# Car Dataset Analysis and Linear Regression

This project involves the analysis of a car dataset using Python and Pandas, focusing on exploring, cleaning, and modeling the data. The dataset contains information about various car features, including fuel economy (mpg), horsepower, acceleration, and more.

## Tasks

### Step 1: Read the dataset and examine how many features and examples does it have.

In [None]:
import pandas as pd

# The path of dataset
file_path = 'cars.csv'

# Load the dataset into a Pandas DataFrame
Dataframe = pd.read_csv(file_path)

num_examples, num_features = Dataframe.shape
print(f"\nThe dataset has {num_examples} examples and {num_features} features.")

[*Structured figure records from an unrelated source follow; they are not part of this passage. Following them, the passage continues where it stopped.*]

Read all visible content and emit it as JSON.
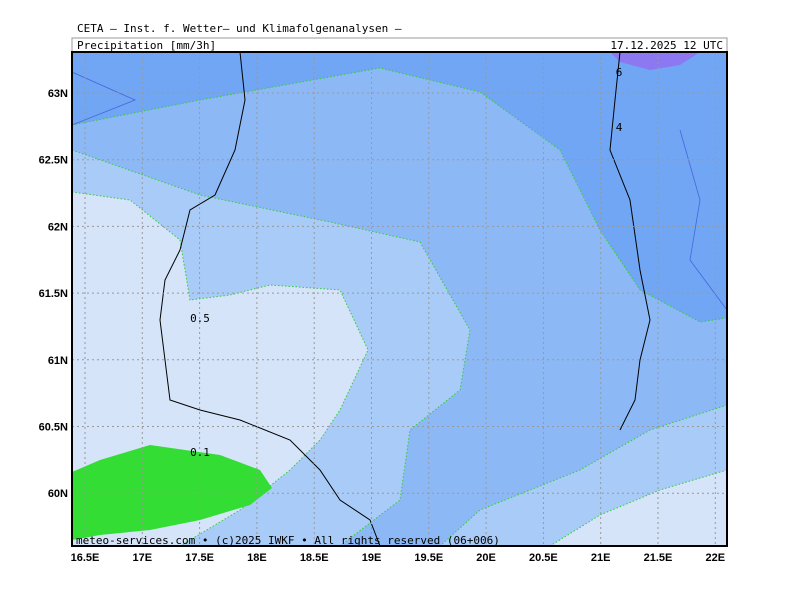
{
  "header": {
    "title": "CETA — Inst. f. Wetter— und Klimafolgenanalysen —",
    "variable": "Precipitation [mm/3h]",
    "time": "17.12.2025 12 UTC"
  },
  "map": {
    "lat_labels": [
      "63N",
      "62.5N",
      "62N",
      "61.5N",
      "61N",
      "60.5N",
      "60N"
    ],
    "lon_labels": [
      "16.5E",
      "17E",
      "17.5E",
      "18E",
      "18.5E",
      "19E",
      "19.5E",
      "20E",
      "20.5E",
      "21E",
      "21.5E",
      "22E"
    ],
    "contour_labels": [
      "6",
      "4",
      "0.5",
      "0.1"
    ],
    "footer": "meteo-services.com • (c)2025 IWKF • All rights reserved (06+006)"
  }
}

### Step 2: Check for missing values

In [None]:
missing_values = Dataframe.isnull().sum()
print(f"\nMissing values:\n{missing_values}")

### Step 3: Fill missing values using a proper imputation method.

In [None]:
from sklearn.impute import SimpleImputer

# Separate numeric and non-numeric columns
numeric_columns = Dataframe.select_dtypes(include='number').columns
non_numeric_columns = Dataframe.select_dtypes(exclude='number').columns

# Fill missing values for numeric columns using the mean strategy
numeric_imputer = SimpleImputer(strategy='mean')
Dataframe[numeric_columns] = numeric_imputer.fit_transform(Dataframe[numeric_columns])

# Fill missing values for non-numeric columns using the most frequent value (mode)
non_numeric_imputer = SimpleImputer(strategy='most_frequent')
Dataframe[non_numeric_columns] = non_numeric_imputer.fit_transform(Dataframe[non_numeric_columns])

print("Missing values after imputation:")
print(Dataframe.isnull().sum())

### Step 4: Box plot for fuel economy by country.

In [None]:
import matplotlib.pyplot as plt
import seaborn as sns

sns.boxplot(x='origin', y='mpg', data=Dataframe)
plt.title('4. Fuel Economy by Country')
plt.xlabel('Country')
plt.ylabel('Miles Per Gallon (mpg)')
plt.show()

### Step 5: Histograms for each feature

In [None]:
sns.histplot(Dataframe['acceleration'])
plt.title('5. Acceleration Distribution')
plt.xlabel('Acceleration')
plt.ylabel('Density')
plt.show()

In [None]:
sns.histplot(Dataframe['horsepower'], color = 'red')
plt.title('5. Horsepower Distribution')
plt.xlabel('Horsepower')
plt.ylabel('Density')
plt.show()

In [None]:
sns.histplot(Dataframe['mpg'], color = 'green')
plt.title('5. MPG Distribution')
plt.xlabel('MPG')
plt.ylabel('Density')
plt.show()